Loosen the screw at the back and give the prongs a good firm push into the rear. A really good firm push. *A really good firm push!*


----------



## Darin Kel J (Jul 21, 2015)

Are they suppose to be loos? On mine they are and won't tighten


----------



## Slingshot Silas (Apr 4, 2013)

Hey Fellas, :wave:

I got a Barnett Mallard Commander the other day at WallyWorld for $5 on clearance. Yep, those Duck Dynasty fellas. (Good wholesome show, by the way--well, my opinion anyway). Wrist brace attachment is the same as the Diablo Pro II. I frickin' hate the thing, but thought of making it into a slingbow. I have a stupid question, just like I usually do. :banghead: I too want to know about installing the wrist brace. I know the rod ends with the little prongs goes into the holes in the back-end of the slingshot. Not quite that stupid. He he. Which way do they go in. Prongs to the inside or to the outside. :iono: I assume to the inside, but like spacebats said, they seem to take a he!! of a lot of force.
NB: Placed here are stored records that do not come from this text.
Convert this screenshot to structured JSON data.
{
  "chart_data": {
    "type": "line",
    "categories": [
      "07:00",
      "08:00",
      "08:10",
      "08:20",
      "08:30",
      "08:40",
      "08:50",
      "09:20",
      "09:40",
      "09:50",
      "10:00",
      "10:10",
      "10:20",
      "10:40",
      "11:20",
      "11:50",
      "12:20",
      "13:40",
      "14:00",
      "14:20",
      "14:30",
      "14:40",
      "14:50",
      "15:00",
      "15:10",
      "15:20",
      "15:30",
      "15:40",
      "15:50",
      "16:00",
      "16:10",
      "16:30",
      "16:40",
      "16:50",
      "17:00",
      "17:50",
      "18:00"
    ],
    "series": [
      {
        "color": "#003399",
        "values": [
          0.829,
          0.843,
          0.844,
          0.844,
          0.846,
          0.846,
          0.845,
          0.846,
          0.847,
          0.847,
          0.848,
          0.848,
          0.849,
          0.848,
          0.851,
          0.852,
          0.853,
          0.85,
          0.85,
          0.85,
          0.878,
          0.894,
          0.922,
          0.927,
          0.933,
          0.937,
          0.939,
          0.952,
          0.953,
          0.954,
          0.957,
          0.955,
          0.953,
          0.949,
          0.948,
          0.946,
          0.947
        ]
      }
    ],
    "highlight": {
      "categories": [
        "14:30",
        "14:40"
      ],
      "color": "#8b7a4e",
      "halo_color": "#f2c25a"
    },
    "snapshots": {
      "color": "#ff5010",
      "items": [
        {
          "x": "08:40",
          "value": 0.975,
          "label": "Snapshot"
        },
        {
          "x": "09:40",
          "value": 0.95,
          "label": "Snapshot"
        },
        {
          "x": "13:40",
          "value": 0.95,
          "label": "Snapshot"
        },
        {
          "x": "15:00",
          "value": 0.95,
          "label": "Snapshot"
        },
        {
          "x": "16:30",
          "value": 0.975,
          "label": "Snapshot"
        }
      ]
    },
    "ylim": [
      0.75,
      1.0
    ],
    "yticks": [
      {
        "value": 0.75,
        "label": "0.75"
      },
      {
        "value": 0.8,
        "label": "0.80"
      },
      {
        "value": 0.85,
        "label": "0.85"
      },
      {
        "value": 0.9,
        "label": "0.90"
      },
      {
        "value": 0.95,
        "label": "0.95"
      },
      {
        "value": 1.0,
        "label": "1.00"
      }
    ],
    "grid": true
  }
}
At $5, I am tempted to drive them in with a hammer. :bonk: WTF. Bronskimac said the same thing, more or less, in some different words. He said to use * "A really good firm push!" *I believe he meant it, too.The design sux, (my opinion again, and no offense to anybody that has one and loves it), and it is way too bulky for my liking. :violin: I might end up giving it to one of the kids I know, if I can get the thing put together. If he has any sense, he'll probably promptly shoot me in the rear end! If I was going to get another wrist braced slingshot, it would be the Black Widow. That thing is infinitely more compact. And it is about half the price of any of the other slingshots in this line that use the same frame geometry. Of course unless you can get it on clearance. I would NOT have paid more than $5--yep, it was an impulse buy! It really ain't *that* bad.

Keep-a-shootin'--preferably with something else,

SSS

:woot: :woot:


----------